22. Further, this Court in A. V. Krishna Reddy v. The Special Deputy Collector, Land Acquisition, Rajampet, W.P.No. 4919/97, dt. 11-8-1997, while referring to Linga Reddy case (2 supra) held:
"This Court finds no reason to pass any order as pleaded. Billa Linga Reddy's case (1 supra) was on different facts where the award itself was passed eleven years prior to the date of writ petition without there being any execution petition. In this case, the award was passed less than two years back regarding which the petitioners can always file execution petition for executing the award where it is possible for the executing Court to examine all the controversies. Although the powers of this Court under Article 226 of the Constitution of India are unlimited to do absolute justice to the parties, it is a question of propriety where the court should do it in a particular case. In the nature of the facts and circumstances of this case, this Court finds no reason to exercise such discretion.
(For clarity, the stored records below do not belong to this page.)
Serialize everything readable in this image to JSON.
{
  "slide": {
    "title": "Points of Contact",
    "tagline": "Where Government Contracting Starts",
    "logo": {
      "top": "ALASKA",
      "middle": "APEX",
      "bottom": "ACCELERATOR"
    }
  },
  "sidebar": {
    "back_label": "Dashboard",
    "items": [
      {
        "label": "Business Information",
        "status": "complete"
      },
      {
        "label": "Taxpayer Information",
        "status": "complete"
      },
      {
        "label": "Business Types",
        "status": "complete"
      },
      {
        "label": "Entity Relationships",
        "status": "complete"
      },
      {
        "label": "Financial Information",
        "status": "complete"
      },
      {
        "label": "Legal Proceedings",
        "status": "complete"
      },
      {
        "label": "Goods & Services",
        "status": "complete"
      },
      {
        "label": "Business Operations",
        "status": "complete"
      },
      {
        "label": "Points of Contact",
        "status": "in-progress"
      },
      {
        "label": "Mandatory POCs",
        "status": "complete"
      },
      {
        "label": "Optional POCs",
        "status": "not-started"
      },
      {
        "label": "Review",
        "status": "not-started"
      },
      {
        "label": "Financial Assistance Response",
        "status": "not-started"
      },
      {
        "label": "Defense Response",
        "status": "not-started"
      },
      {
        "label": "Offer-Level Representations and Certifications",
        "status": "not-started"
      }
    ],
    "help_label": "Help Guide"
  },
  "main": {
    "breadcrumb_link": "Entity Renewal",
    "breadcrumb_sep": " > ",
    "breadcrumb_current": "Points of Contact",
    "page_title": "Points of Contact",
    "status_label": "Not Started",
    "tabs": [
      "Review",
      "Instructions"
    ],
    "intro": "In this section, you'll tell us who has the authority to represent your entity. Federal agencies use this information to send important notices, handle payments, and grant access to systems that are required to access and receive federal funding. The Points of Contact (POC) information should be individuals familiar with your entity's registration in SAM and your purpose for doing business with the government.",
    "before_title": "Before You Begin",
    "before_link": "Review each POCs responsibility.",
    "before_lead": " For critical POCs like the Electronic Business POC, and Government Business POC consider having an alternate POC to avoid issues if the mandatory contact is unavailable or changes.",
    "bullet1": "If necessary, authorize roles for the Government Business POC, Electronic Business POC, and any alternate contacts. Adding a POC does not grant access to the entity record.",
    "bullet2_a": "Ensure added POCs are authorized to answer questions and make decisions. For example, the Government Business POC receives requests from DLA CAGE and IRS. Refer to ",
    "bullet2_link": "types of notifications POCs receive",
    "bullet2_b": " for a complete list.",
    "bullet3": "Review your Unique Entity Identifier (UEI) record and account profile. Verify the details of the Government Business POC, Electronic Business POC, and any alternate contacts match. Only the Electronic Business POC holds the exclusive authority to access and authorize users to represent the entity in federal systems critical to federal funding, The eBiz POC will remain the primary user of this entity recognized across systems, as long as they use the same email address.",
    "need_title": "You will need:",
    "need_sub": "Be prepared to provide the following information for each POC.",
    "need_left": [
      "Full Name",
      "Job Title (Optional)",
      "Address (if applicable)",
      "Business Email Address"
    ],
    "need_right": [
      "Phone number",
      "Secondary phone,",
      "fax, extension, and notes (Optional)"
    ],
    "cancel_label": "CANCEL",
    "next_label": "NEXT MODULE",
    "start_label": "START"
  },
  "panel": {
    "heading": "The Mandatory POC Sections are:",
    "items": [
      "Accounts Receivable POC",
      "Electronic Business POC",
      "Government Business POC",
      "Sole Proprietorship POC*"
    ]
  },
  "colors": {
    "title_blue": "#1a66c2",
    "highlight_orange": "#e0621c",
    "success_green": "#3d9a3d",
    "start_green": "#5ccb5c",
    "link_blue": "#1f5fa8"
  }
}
However, the learned Government Pleader for Land Acquisition assures that the Government will take all the interest in the matter to deposit the amount. However, the petitioner may also execute the award in the meanwhile. The writ petition is disposed of accordingly directing the respondent to expedite the matter regarding the deposit of the money with liberty to the petitioner to file execution petition for executing the Award."
23. But, the necessity of this court to interfere even in such matters under Article 226 could be avoided, provided the Government issues directions in the matter by framing guidelines in the matter of depositing the compensation amount, as observed supra.
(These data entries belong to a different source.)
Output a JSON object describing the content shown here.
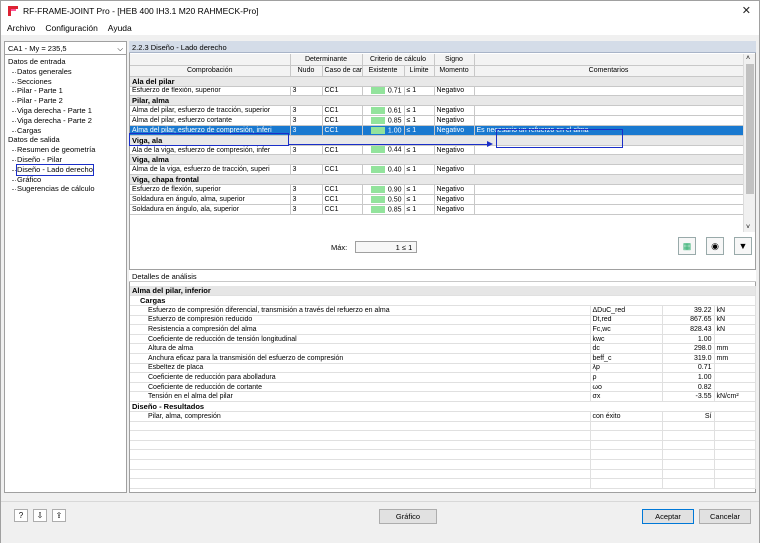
{
  "window": {
    "title": "RF-FRAME-JOINT Pro - [HEB 400 IH3.1 M20 RAHMECK-Pro]",
    "close": "✕"
  },
  "menu": [
    {
      "label": "Archivo"
    },
    {
      "label": "Configuración"
    },
    {
      "label": "Ayuda"
    }
  ],
  "case_selector": {
    "value": "CA1 - My = 235,5"
  },
  "tree": {
    "input_header": "Datos de entrada",
    "input_items": [
      "Datos generales",
      "Secciones",
      "Pilar - Parte 1",
      "Pilar - Parte 2",
      "Viga derecha - Parte 1",
      "Viga derecha - Parte 2",
      "Cargas"
    ],
    "output_header": "Datos de salida",
    "output_items": [
      "Resumen de geometría",
      "Diseño - Pilar",
      "Diseño - Lado derecho",
      "Gráfico",
      "Sugerencias de cálculo"
    ]
  },
  "section_title": "2.2.3 Diseño - Lado derecho",
  "grid": {
    "headers": {
      "comprobacion": "Comprobación",
      "determinante": "Determinante",
      "nudo": "Nudo",
      "caso": "Caso de car",
      "criterio": "Criterio de cálculo",
      "existente": "Existente",
      "limite": "Límite",
      "signo": "Signo",
      "momento": "Momento",
      "comentarios": "Comentarios"
    },
    "rows": [
      {
        "type": "group",
        "label": "Ala del pilar"
      },
      {
        "type": "row",
        "label": "Esfuerzo de flexión, superior",
        "nudo": "3",
        "caso": "CC1",
        "existente": "0.71",
        "limite": "≤ 1",
        "signo": "Negativo",
        "comentario": ""
      },
      {
        "type": "group",
        "label": "Pilar, alma"
      },
      {
        "type": "row",
        "label": "Alma del pilar, esfuerzo de tracción, superior",
        "nudo": "3",
        "caso": "CC1",
        "existente": "0.61",
        "limite": "≤ 1",
        "signo": "Negativo",
        "comentario": ""
      },
      {
        "type": "row",
        "label": "Alma del pilar, esfuerzo cortante",
        "nudo": "3",
        "caso": "CC1",
        "existente": "0.85",
        "limite": "≤ 1",
        "signo": "Negativo",
        "comentario": ""
      },
      {
        "type": "sel",
        "label": "Alma del pilar, esfuerzo de compresión, inferi",
        "nudo": "3",
        "caso": "CC1",
        "existente": "1.00",
        "limite": "≤ 1",
        "signo": "Negativo",
        "comentario": "Es necesario un refuerzo en el alma"
      },
      {
        "type": "group",
        "label": "Viga, ala"
      },
      {
        "type": "row",
        "label": "Ala de la viga, esfuerzo de compresión, infer",
        "nudo": "3",
        "caso": "CC1",
        "existente": "0.44",
        "limite": "≤ 1",
        "signo": "Negativo",
        "comentario": ""
      },
      {
        "type": "group",
        "label": "Viga, alma"
      },
      {
        "type": "row",
        "label": "Alma de la viga, esfuerzo de tracción, superi",
        "nudo": "3",
        "caso": "CC1",
        "existente": "0.40",
        "limite": "≤ 1",
        "signo": "Negativo",
        "comentario": ""
      },
      {
        "type": "group",
        "label": "Viga, chapa frontal"
      },
      {
        "type": "row",
        "label": "Esfuerzo de flexión, superior",
        "nudo": "3",
        "caso": "CC1",
        "existente": "0.90",
        "limite": "≤ 1",
        "signo": "Negativo",
        "comentario": ""
      },
      {
        "type": "row",
        "label": "Soldadura en ángulo, alma, superior",
        "nudo": "3",
        "caso": "CC1",
        "existente": "0.50",
        "limite": "≤ 1",
        "signo": "Negativo",
        "comentario": ""
      },
      {
        "type": "row",
        "label": "Soldadura en ángulo, ala, superior",
        "nudo": "3",
        "caso": "CC1",
        "existente": "0.85",
        "limite": "≤ 1",
        "signo": "Negativo",
        "comentario": ""
      }
    ]
  },
  "max": {
    "label": "Máx:",
    "value": "1",
    "limit": "≤ 1"
  },
  "details": {
    "title": "Detalles de análisis",
    "group1": "Alma del pilar, inferior",
    "sub1": "Cargas",
    "items": [
      {
        "label": "Esfuerzo de compresión diferencial, transmisión a través del refuerzo en alma",
        "sym": "ΔDuC_red",
        "val": "39.22",
        "unit": "kN"
      },
      {
        "label": "Esfuerzo de compresión reducido",
        "sym": "Dt,red",
        "val": "867.65",
        "unit": "kN"
      },
      {
        "label": "Resistencia a compresión del alma",
        "sym": "Fc,wc",
        "val": "828.43",
        "unit": "kN"
      },
      {
        "label": "Coeficiente de reducción de tensión longitudinal",
        "sym": "kwc",
        "val": "1.00",
        "unit": ""
      },
      {
        "label": "Altura de alma",
        "sym": "dc",
        "val": "298.0",
        "unit": "mm"
      },
      {
        "label": "Anchura eficaz para la transmisión del esfuerzo de compresión",
        "sym": "beff_c",
        "val": "319.0",
        "unit": "mm"
      },
      {
        "label": "Esbeltez de placa",
        "sym": "λp",
        "val": "0.71",
        "unit": ""
      },
      {
        "label": "Coeficiente de reducción para abolladura",
        "sym": "ρ",
        "val": "1.00",
        "unit": ""
      },
      {
        "label": "Coeficiente de reducción de cortante",
        "sym": "ωo",
        "val": "0.82",
        "unit": ""
      },
      {
        "label": "Tensión en el alma del pilar",
        "sym": "σx",
        "val": "-3.55",
        "unit": "kN/cm²"
      }
    ],
    "group2": "Diseño - Resultados",
    "result": {
      "label": "Pilar, alma, compresión",
      "sym": "con éxito",
      "val": "Sí"
    }
  },
  "buttons": {
    "grafico": "Gráfico",
    "aceptar": "Aceptar",
    "cancelar": "Cancelar"
  },
  "colors": {
    "selection": "#1979d0",
    "annotation": "#1a2ec8",
    "bar": "#92e39c"
  }
}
WHETHER THE PETITIONERS ARE ENTITLED FOR ANY RELIEF?
24. Notifications are stated to have been issued under the Act and published only on 5-3-1992, though possession is alleged to have been taken by the respondents on 1-12-1981 about which there is no evidence on record. The original petitions were disposed of only on 29-1-1996. Execution proceedings were initiated in the year 1996 and attachment of movable properties is already ordered by the Civil Court in the month of April, 1997. The ratio and principle laid down and (sic. in) Sttbbamma and Linga Keddy cases (1 & 2 supra) and in this very case would not come to the aid of the petitioners. The petitioners shall have to continue the execution proceedings already initiated. However, if the petitioners fail to realise the fruits of the decrees and Awards, they are always entitled to avail the Constitutional remedies.
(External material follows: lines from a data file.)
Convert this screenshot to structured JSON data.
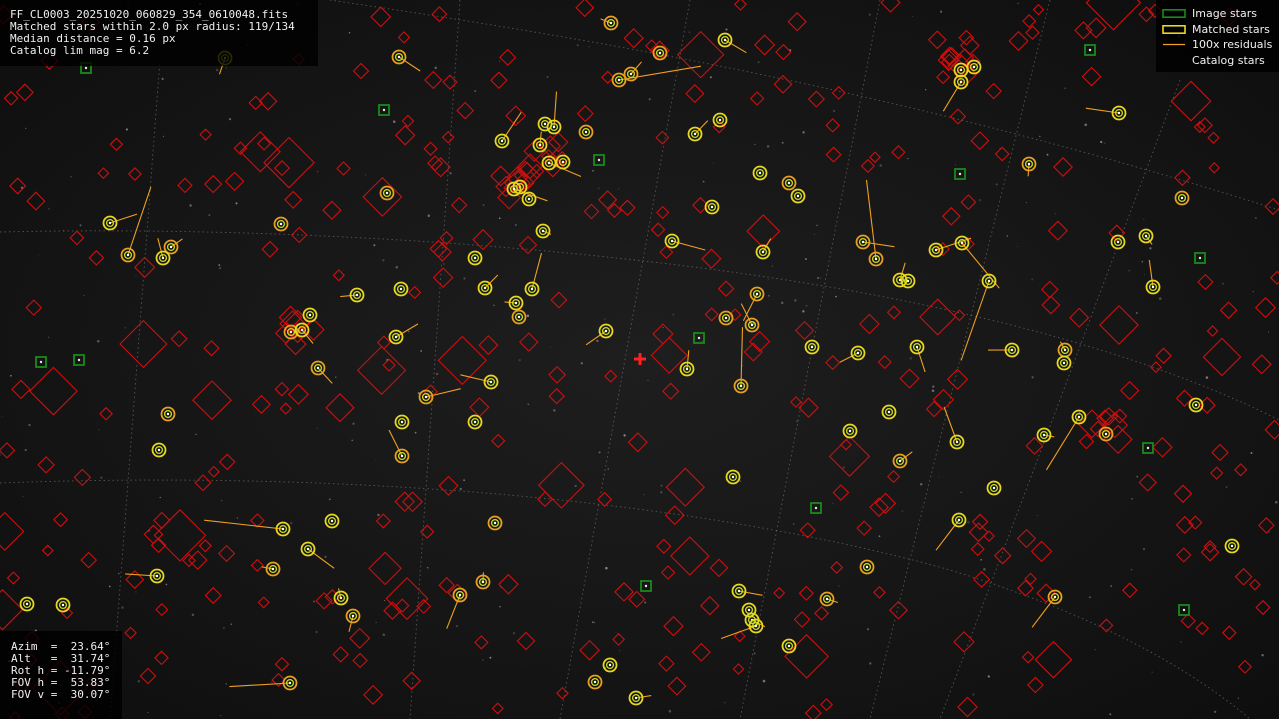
{
  "window": {
    "title": "FF_CL0003_20251020_060829_354_0610048.fits"
  },
  "info_top": {
    "filename": "FF_CL0003_20251020_060829_354_0610048.fits",
    "matched": "Matched stars within 2.0 px radius: 119/134",
    "median": "Median distance = 0.16 px",
    "catalog_lim": "Catalog lim mag = 6.2"
  },
  "info_bottom": {
    "azim": "Azim  =  23.64°",
    "alt": "Alt   =  31.74°",
    "rot": "Rot h = -11.79°",
    "fov_h": "FOV h =  53.83°",
    "fov_v": "FOV v =  30.07°"
  },
  "legend": {
    "image_stars": "Image stars",
    "matched_stars": "Matched stars",
    "residuals": "100x residuals",
    "catalog_stars": "Catalog stars"
  },
  "colors": {
    "image_star": "#1a8a1a",
    "matched_outer": "#e8d820",
    "matched_inner": "#c8e020",
    "residual": "#f0a020",
    "catalog": "#cc1010",
    "center_cross": "#ff2020",
    "grid": "#8c8c8c"
  },
  "icons": {
    "center_marker": "red-cross-icon"
  }
}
25. In such view of the matter, no relief as such and as prayed for by the petitioners could be granted in these writ petitions. I hope and trust that necessary initiative would be taken by the State Government and issue necessary directions and guidelines to its various departments to ensure that the compensation amounts are deposited without undue delay. Such guidelines may contain necessary directions to its various departments with a view to ensure uniform method in depositing the compensation amounts in the Courts pursuant to the Awards and Decrees.
26. The writ petitions are accordingly disposed of. No order as to costs.